Van Dyk is a WesternMichiganUniversity graduate and is still a student there. She received her bachelor’s degree and graduate certificate in nonprofit leadership from the college, and is currently wrapping up her master’s work in public administration.

“I should be done in ’06. I have three more classes left,” she said with a smile. “I guess I’m a Western gal all the way.”

Van Dyk is a Doyle Sinclair gal, too. Doyle, her husband, works for Mays Chemical and manages the chemical department at the Coopersville Delphi plant. They met in Nicaragua when she was a WMU junior working for Habitat for Humanity and he was in his last year of college. They have two little girls, 5-year-old Noelani and 9-month-old Rosabella.

With her young daughters, work and studies, free time is a very rare commodity for Van Dyk.

“You can probably surmise that anybody who works full time, goes to graduate school part time and has two little girls doesn’t have the amount of free time that they’d like to have to do all the things that really interest them or that they maybe used to do,” she said with a laugh.
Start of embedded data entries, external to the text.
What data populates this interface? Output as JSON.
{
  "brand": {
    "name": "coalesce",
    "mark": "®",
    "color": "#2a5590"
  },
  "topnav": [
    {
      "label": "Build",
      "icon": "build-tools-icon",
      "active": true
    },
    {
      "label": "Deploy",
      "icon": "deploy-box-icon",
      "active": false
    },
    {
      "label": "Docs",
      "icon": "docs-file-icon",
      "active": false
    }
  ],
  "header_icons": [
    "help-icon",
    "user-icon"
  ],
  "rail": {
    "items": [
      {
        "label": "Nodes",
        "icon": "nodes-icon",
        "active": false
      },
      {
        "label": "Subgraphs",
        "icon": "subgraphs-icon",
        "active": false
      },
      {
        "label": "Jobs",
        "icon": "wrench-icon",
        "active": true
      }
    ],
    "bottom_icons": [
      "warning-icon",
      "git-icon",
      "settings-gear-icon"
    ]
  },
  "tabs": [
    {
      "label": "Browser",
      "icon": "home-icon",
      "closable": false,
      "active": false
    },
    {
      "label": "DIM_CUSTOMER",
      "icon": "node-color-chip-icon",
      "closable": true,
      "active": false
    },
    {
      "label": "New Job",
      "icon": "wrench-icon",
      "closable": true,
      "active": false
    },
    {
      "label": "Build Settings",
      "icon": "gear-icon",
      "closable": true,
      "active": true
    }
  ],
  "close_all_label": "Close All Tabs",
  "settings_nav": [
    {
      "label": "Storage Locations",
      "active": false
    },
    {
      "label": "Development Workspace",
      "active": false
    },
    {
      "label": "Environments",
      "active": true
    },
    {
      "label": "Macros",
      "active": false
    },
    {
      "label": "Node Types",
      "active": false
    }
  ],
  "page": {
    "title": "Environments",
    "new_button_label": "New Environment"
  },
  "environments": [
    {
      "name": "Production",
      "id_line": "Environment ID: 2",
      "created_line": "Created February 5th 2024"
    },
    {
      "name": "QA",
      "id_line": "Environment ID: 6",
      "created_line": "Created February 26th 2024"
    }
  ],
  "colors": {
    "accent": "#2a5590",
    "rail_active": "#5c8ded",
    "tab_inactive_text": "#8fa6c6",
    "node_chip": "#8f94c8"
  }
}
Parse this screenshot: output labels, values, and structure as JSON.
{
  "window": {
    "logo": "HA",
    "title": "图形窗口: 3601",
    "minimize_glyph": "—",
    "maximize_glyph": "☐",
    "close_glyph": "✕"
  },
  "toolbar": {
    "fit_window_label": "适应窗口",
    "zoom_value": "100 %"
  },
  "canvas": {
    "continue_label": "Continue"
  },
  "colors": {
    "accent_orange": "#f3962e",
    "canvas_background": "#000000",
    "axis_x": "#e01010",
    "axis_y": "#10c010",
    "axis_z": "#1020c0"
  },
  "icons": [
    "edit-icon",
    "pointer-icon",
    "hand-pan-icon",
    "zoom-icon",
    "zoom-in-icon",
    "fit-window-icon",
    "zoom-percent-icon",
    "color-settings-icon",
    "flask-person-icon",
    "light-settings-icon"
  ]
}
“Top on that list is trying to spend time with my family, with my little girls, because that time together is really precious.”

Van Dyk said she loves to travel and has done more than her fair share in the past. She has been to all but one country in Central America, has traveled to Mexico, Canada and South America, and lived in Germany and in one of Europe’s most timeless and elegant cities, Vienna, Austria. She also likes the local cultural life and attends the symphony and the theater, and visits museums whenever she can.

As for her immediate future, Van Dyk hopes to expand NBSP. Down the road, she sees having a larger staff and more businesses to serve.

“I hope that we will be able to continue to provide quality and increased economic development services to neighborhood business districts, and to other commercial areas that could use our help that we don’t reach out to right now.

“We’re committed to economic development, being business focused and being community minded.”